Diffenbaugh and co-author Elizabeth Barnes ran three different scenarios, all of which concluded that the world would reach 1.5 degrees between 2033 and 2035, in line with other studies.
But the artificial intelligence broke with previous estimates when it predicted an 80% chance that degree warming would occur before 2065, even if the world reached carbon net zero.

A steady picture underlies the onslaught of warm temperatures in NASA and NOAA data summarizing global climate change.
(NASA’s Goddard Space Flight Center)
If the planet doesn’t reach net zero at a reasonable pace, there’s a 40 percent chance Earth will cross the 2-degree threshold before 2050, according to AI.

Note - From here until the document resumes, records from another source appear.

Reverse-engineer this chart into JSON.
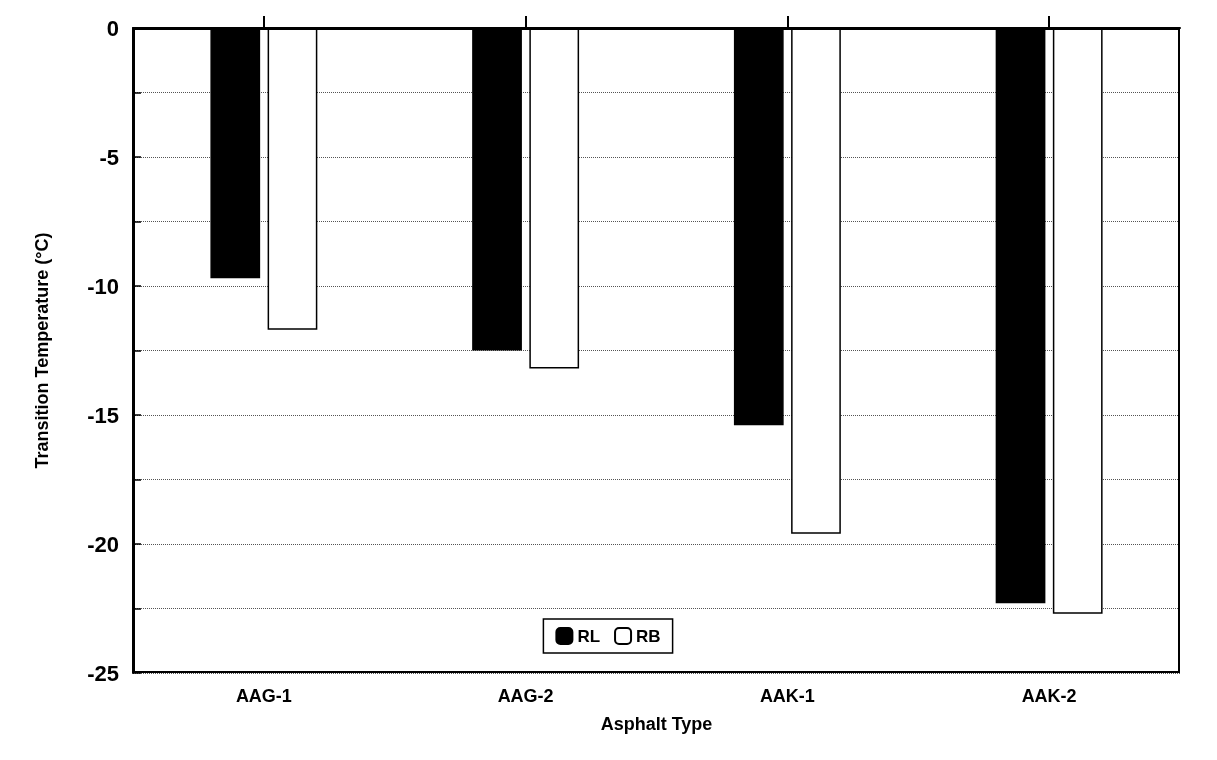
{
  "chart_data": {
    "type": "bar",
    "xlabel": "Asphalt Type",
    "ylabel": "Transition Temperature (°C)",
    "categories": [
      "AAG-1",
      "AAG-2",
      "AAK-1",
      "AAK-2"
    ],
    "series": [
      {
        "name": "RL",
        "color": "#000000",
        "values": [
          -9.7,
          -12.5,
          -15.4,
          -22.3
        ]
      },
      {
        "name": "RB",
        "color": "#ffffff",
        "values": [
          -11.7,
          -13.2,
          -19.6,
          -22.7
        ]
      }
    ],
    "ylim": [
      -25,
      0
    ],
    "yticks": [
      -25,
      {
        "value": -22.5,
        "label": null
      },
      -20,
      {
        "value": -17.5,
        "label": null
      },
      -15,
      {
        "value": -12.5,
        "label": null
      },
      -10,
      {
        "value": -7.5,
        "label": null
      },
      -5,
      {
        "value": -2.5,
        "label": null
      },
      0
    ],
    "grid": "y",
    "legend": "bottom"
  }
}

Despite La Niña, the cooling of the equatorial Pacific Ocean that slightly lowers global average temperatures, the US National Oceanic and Atmospheric Administration estimates that the global average temperature for 2022 was 58.55 degrees, the sixth warmest on record. NOAA does not include the polar regions due to statistical concerns, but it will soon.
If the Arctic — which is warming three to four times faster than the rest of the world — and the Antarctic were included, NOAA said it would be the fifth warmest. NASA, which has long factored the Arctic into its global calculations, said 2022 is essentially tied for fifth warmest with 2015.